New Delhi: Questions about special director Rakesh Asthana’s tenure in the CBI – in the eye of the storm because of allegations of corruption – were finally answered on January 17 when an official order issued on Thursday said that tenure has been curtailed with immediate effect.
But whether the shifting of Asthana, per se, was the priority of the appointments committee of cabinet (ACC), headed by Prime Minister Modi, or the ouster of two key officers who were also moved out via the same ACC decision is unclear.
For the exit of the controversial CBI No. 2 – against whom an FIR for extortion was filed last October by the CBI itself – has been accompanied by the “curtailment of tenure” of two other officers – joint director Arun Kumar Sharma and deputy inspector general Manish Kumar Sinha – who were in the cross-hairs of the government for having acted against Asthana.
A fourth officer, superintendent of police Jayant J. Naiknavare, was also shifted out of the CBI on Thursday via the same notification but sources said he had requested a transfer back in September 2018 in order to be eligible for a promotion in his parent cadre.
“Curtailment of tenure” is bureaucratese for giving someone marching orders from their current post.
In a petition in November before the Supreme Court, Sinha, one of the ousted officers, had alleged that national security advisor Ajit Doval had intervened to ensure the CBI’s investigators did not collect the mobile phones of Rakesh Asthana and Devender Sharma as evidence at a crucial moment in the investigation against Asthana.
Sinha had been transferred out of Delhi by acting CBI director Nageswar Rao as soon as he took charge last October. Sharma, seen as an ally of Verma, had also been transferred then.
Asthana, considered close to Modi from his days as Gujarat chief minister, was made acting director of the CBI when Anil Sinha retired as director in December 2016. His appointment was subsequently challenged in the Supreme Court.
According to a source familiar with the functioning of government agencies, Asthana’s exit from the CBI will also now allow the prime minister to move Y.C. Modi (1984 batch), currently head of the National Investigation Agency, or Subodh Jaiswal of the 1985 batch, currently police commissioner of Mumbai.
Y.C. Modi, considered front-runner because of his proximity to the prime minister was pulled up by the Gujarat high court in 2013 for the “botched and blinkered” investigation into the 2003 murder of senior BJP leader Haren Pandya.

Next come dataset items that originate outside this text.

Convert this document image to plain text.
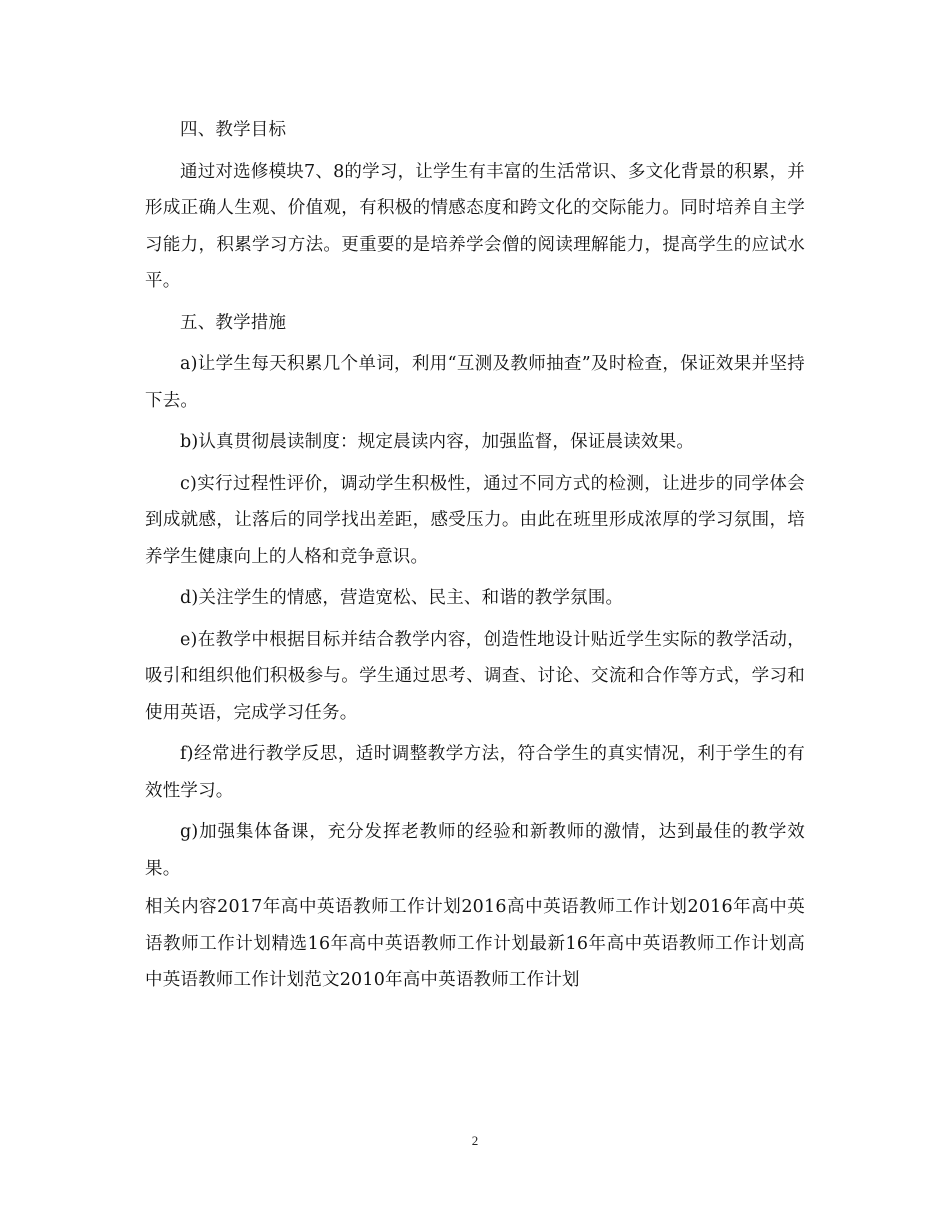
四、教学目标

通过对选修模块7、8的学习，让学生有丰富的生活常识、多文化背景的积累，并形成正确人生观、价值观，有积极的情感态度和跨文化的交际能力。同时培养自主学习能力，积累学习方法。更重要的是培养学会僧的阅读理解能力，提高学生的应试水平。

五、教学措施

a)让学生每天积累几个单词，利用“互测及教师抽查”及时检查，保证效果并坚持下去。

b)认真贯彻晨读制度：规定晨读内容，加强监督，保证晨读效果。

c)实行过程性评价，调动学生积极性，通过不同方式的检测，让进步的同学体会到成就感，让落后的同学找出差距，感受压力。由此在班里形成浓厚的学习氛围，培养学生健康向上的人格和竞争意识。

d)关注学生的情感，营造宽松、民主、和谐的教学氛围。

e)在教学中根据目标并结合教学内容，创造性地设计贴近学生实际的教学活动，吸引和组织他们积极参与。学生通过思考、调查、讨论、交流和合作等方式，学习和使用英语，完成学习任务。

f)经常进行教学反思，适时调整教学方法，符合学生的真实情况，利于学生的有效性学习。

g)加强集体备课，充分发挥老教师的经验和新教师的激情，达到最佳的教学效果。

相关内容2017年高中英语教师工作计划2016高中英语教师工作计划2016年高中英语教师工作计划精选16年高中英语教师工作计划最新16年高中英语教师工作计划高中英语教师工作计划范文2010年高中英语教师工作计划

2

An officer of the 1984 batch of the Indian Police Service, Asthana was promoted to the rank of additional director on the date of Sinha’s retirement and became the senior-most officer in the agency when R.K. Dutta, then the special director, was shunted out to the Union home ministry. In an interview to The Telegraph last November, Dutta revealed: “The government had already decided to eventually hand the agency’s reins to Asthana. So it removed me and appointed him interim director on December 2, the day Sinha retired, with the idea of appointing him the full-time director after some time.”
The latest changes in the CBI comes days after Alok Verma was shunted out of the post of CBI director and appointed Director General of Fire Services, Civil Defence and Home Guards.
The 2:1 decision was made after a more than two-hour long meeting of the panel, which comprises Prime Minister Narendra Modi, the leader of the largest opposition party – Congress leader Mallikarjun Kharge – and Justice A.K. Sikri. Sikri was standing in for Chief Justice of India Ranjan Gogoi, who recused himself from the process as he had written the order backing Verma on January 8.
Verma had refused to take up the new post, saying he had already superannuated from the police service.